Icon (NASDAQ:ICLR) Energy Corp. (Nasdaq: ICON) announced today the pricing of its initial public offering (the “Offering”) of 1,250,000 shares of the Company’s common stock, par value $0.001 per share (the “Common Stock”), at an offering price of $4.00 per share, for gross proceeds of approximately $5,000,000, before deducting underwriting discounts and offering expenses. In addition, Icon Energy has granted the underwriters a 45-day option to purchase up to an additional 187,500 shares of Common Stock to cover over-allotments at the initial public offering price, less the underwriting discount.
The shares of Common Stock are expected to begin trading on the Nasdaq Capital Market on July 12, 2024, under the symbol “ICON”. The Offering is expected to close on July 15, 2024, subject to satisfaction of customary closing conditions.
The Company intends to use the net proceeds of this Offering for general corporate purposes, which may include, among other things, funding for working capital needs and fleet expansion.
Maxim Group LLC is acting as the sole book-running manager in connection with the Offering.
A registration statement on Form F-1 (File No. 333-279394) was filed with the U.S. Securities and Exchange Commission (“SEC”), and was declared effective by the SEC on July 11, 2024. A final prospectus relating to the offering will be filed with the SEC and will be available on the SEC’s website at https://www.sec.gov. The Offering is being made only by means of a prospectus forming part of the effective registration statement.
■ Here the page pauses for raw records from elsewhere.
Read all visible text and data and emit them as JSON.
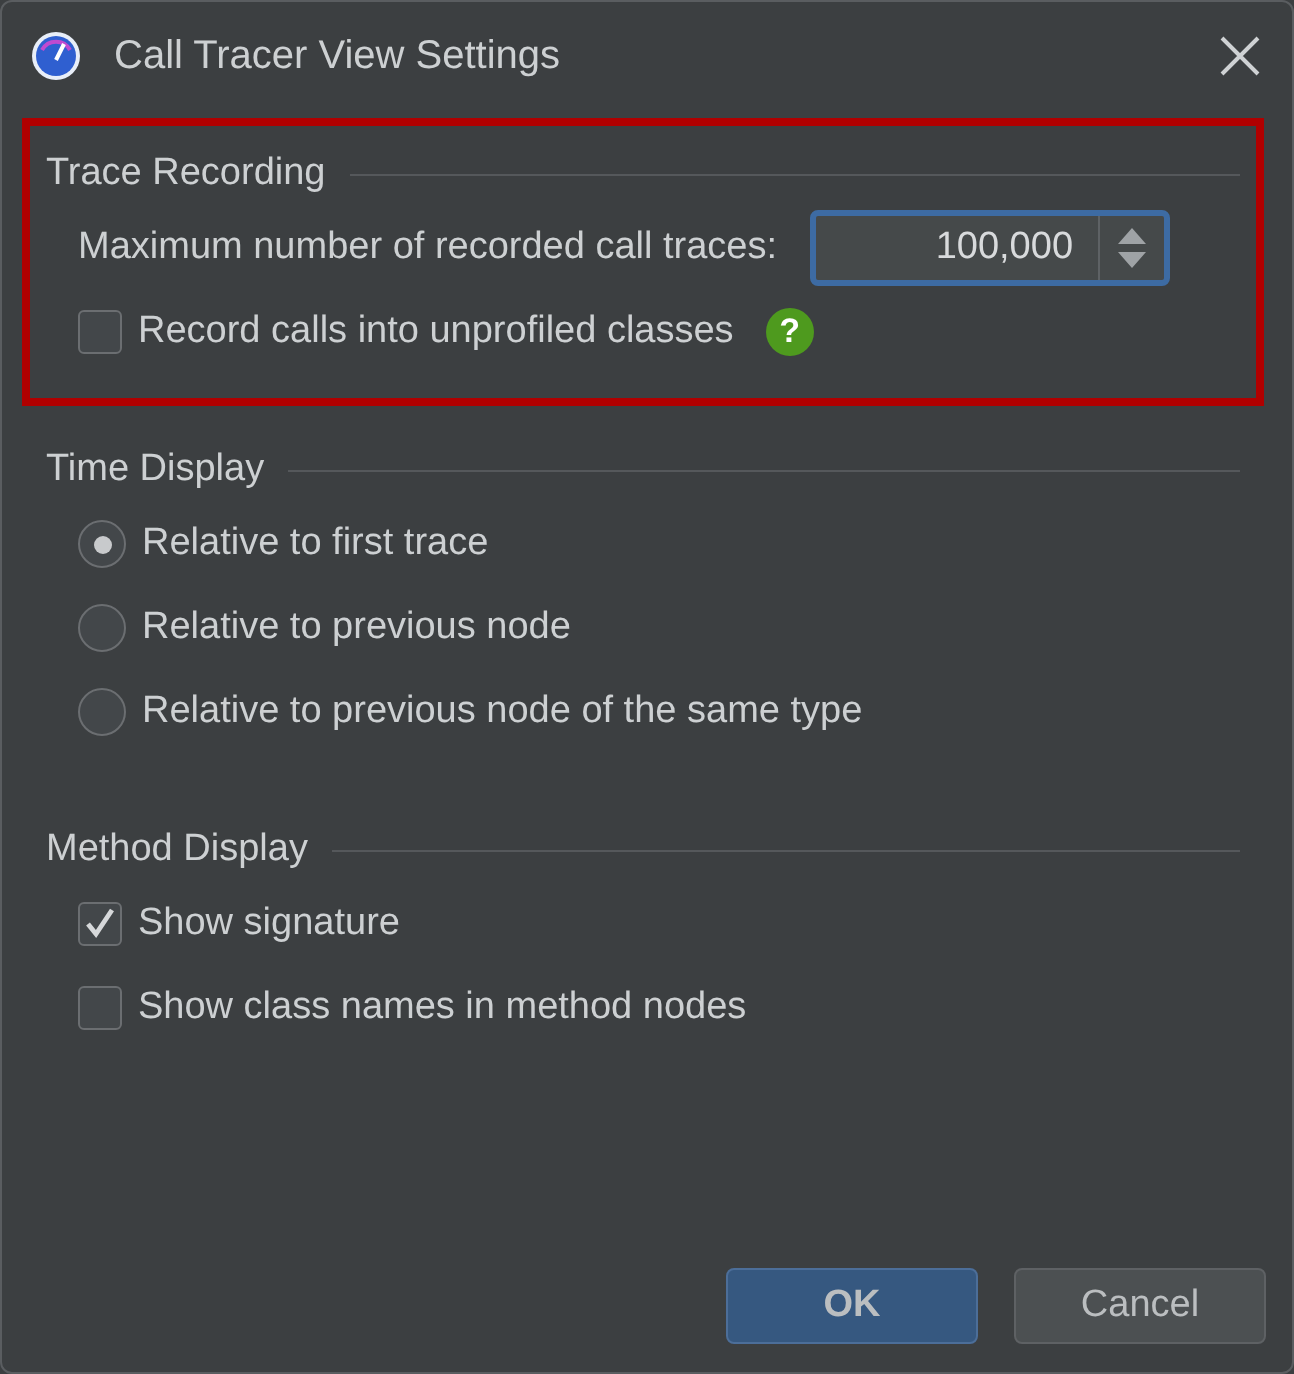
{
  "window": {
    "title": "Call Tracer View Settings"
  },
  "sections": [
    {
      "title": "Trace Recording",
      "highlighted": true,
      "items": [
        {
          "kind": "spinner",
          "label": "Maximum number of recorded call traces:",
          "value": "100,000"
        },
        {
          "kind": "checkbox",
          "label": "Record calls into unprofiled classes",
          "checked": false,
          "help": "?"
        }
      ]
    },
    {
      "title": "Time Display",
      "highlighted": false,
      "items": [
        {
          "kind": "radio",
          "label": "Relative to first trace",
          "selected": true
        },
        {
          "kind": "radio",
          "label": "Relative to previous node",
          "selected": false
        },
        {
          "kind": "radio",
          "label": "Relative to previous node of the same type",
          "selected": false
        }
      ]
    },
    {
      "title": "Method Display",
      "highlighted": false,
      "items": [
        {
          "kind": "checkbox",
          "label": "Show signature",
          "checked": true
        },
        {
          "kind": "checkbox",
          "label": "Show class names in method nodes",
          "checked": false
        }
      ]
    }
  ],
  "buttons": [
    {
      "label": "OK",
      "primary": true
    },
    {
      "label": "Cancel",
      "primary": false
    }
  ]
}
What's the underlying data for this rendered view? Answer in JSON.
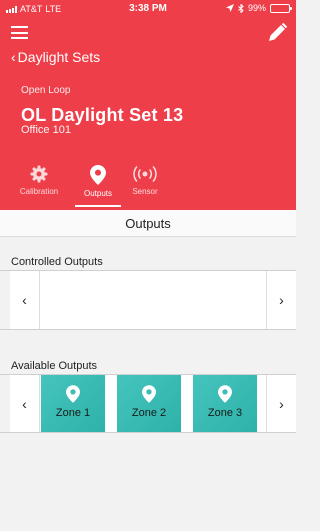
{
  "status_bar": {
    "carrier": "AT&T",
    "network": "LTE",
    "time": "3:38 PM",
    "battery_percent": "99%",
    "battery_level": 0.99
  },
  "header": {
    "back_label": "Daylight Sets",
    "mode": "Open Loop",
    "title": "OL Daylight Set 13",
    "location": "Office 101",
    "accent_color": "#ee3e49"
  },
  "tabs": [
    {
      "label": "Calibration",
      "icon": "gear-icon",
      "active": false
    },
    {
      "label": "Outputs",
      "icon": "location-pin-icon",
      "active": true
    },
    {
      "label": "Sensor",
      "icon": "broadcast-icon",
      "active": false
    }
  ],
  "section": {
    "title": "Outputs"
  },
  "controlled_outputs": {
    "label": "Controlled Outputs",
    "items": []
  },
  "available_outputs": {
    "label": "Available Outputs",
    "tile_color": "#3dbdb5",
    "items": [
      {
        "label": "Zone 1"
      },
      {
        "label": "Zone 2"
      },
      {
        "label": "Zone 3"
      }
    ]
  },
  "icons": {
    "prev": "‹",
    "next": "›",
    "back": "‹"
  }
}
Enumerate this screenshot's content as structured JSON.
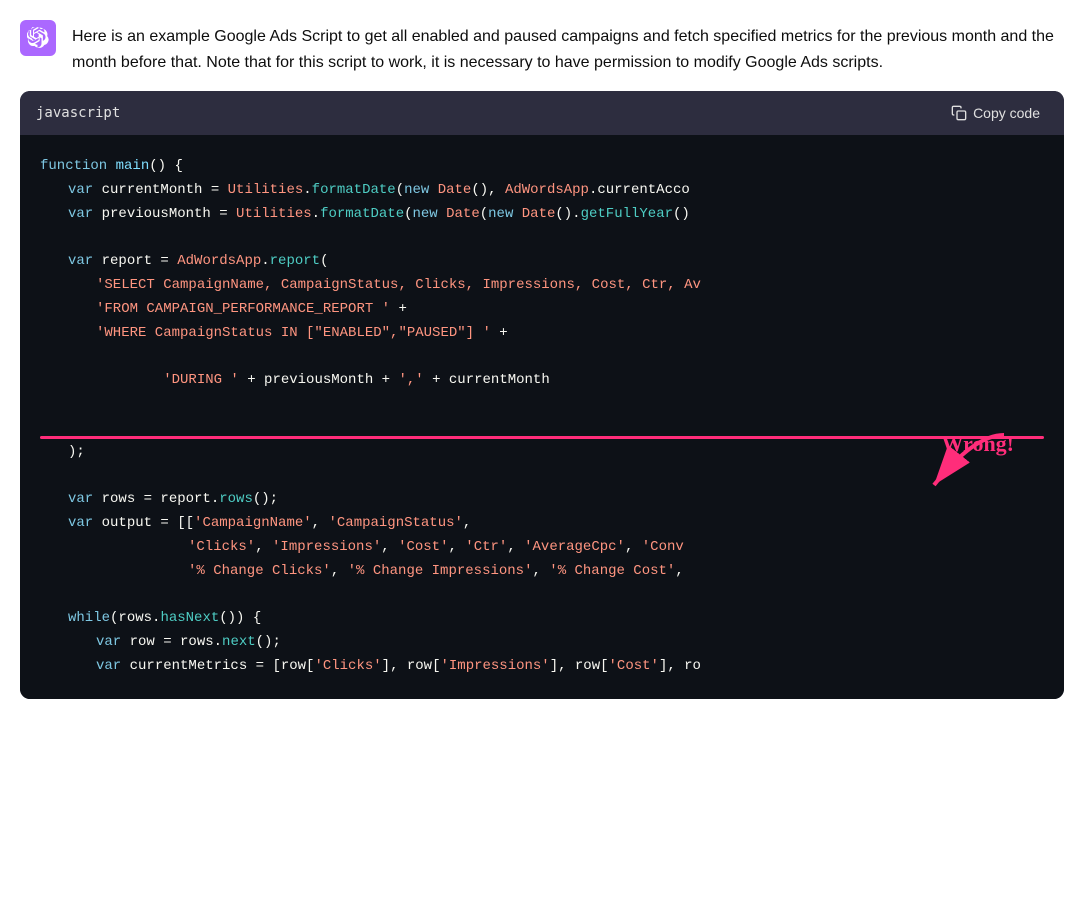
{
  "header": {
    "avatar_alt": "OpenAI logo",
    "message": "Here is an example Google Ads Script to get all enabled and paused campaigns and fetch specified metrics for the previous month and the month before that. Note that for this script to work, it is necessary to have permission to modify Google Ads scripts."
  },
  "code_block": {
    "language": "javascript",
    "copy_label": "Copy code",
    "lines": [
      "function main() {",
      "  var currentMonth = Utilities.formatDate(new Date(), AdWordsApp.currentAcco",
      "  var previousMonth = Utilities.formatDate(new Date(new Date().getFullYear()",
      "",
      "  var report = AdWordsApp.report(",
      "    'SELECT CampaignName, CampaignStatus, Clicks, Impressions, Cost, Ctr, Av",
      "    'FROM CAMPAIGN_PERFORMANCE_REPORT ' +",
      "    'WHERE CampaignStatus IN [\"ENABLED\",\"PAUSED\"] ' +",
      "    'DURING ' + previousMonth + ',' + currentMonth",
      "  );",
      "",
      "  var rows = report.rows();",
      "  var output = [['CampaignName', 'CampaignStatus',",
      "                  'Clicks', 'Impressions', 'Cost', 'Ctr', 'AverageCpc', 'Conv",
      "                  '% Change Clicks', '% Change Impressions', '% Change Cost',",
      "",
      "  while(rows.hasNext()) {",
      "    var row = rows.next();",
      "    var currentMetrics = [row['Clicks'], row['Impressions'], row['Cost'], ro"
    ]
  },
  "annotation": {
    "wrong_text": "Wrong!"
  }
}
Electronic copies of the prospectus relating to this Offering, when available, may also be obtained from Maxim Group LLC, 300 Park Avenue, 16th Floor, New York, New York 10022, Attention: Syndicate Department, by telephone at (212) 895-3745 or by email at syndicate@maximgrp.com.
This press release shall not constitute an offer to sell or a solicitation of an offer to buy, nor shall there be any sale of these securities in any state or jurisdiction in which such an offer, solicitation or sale would be unlawful prior to registration or qualification under the securities laws of any such state or jurisdiction.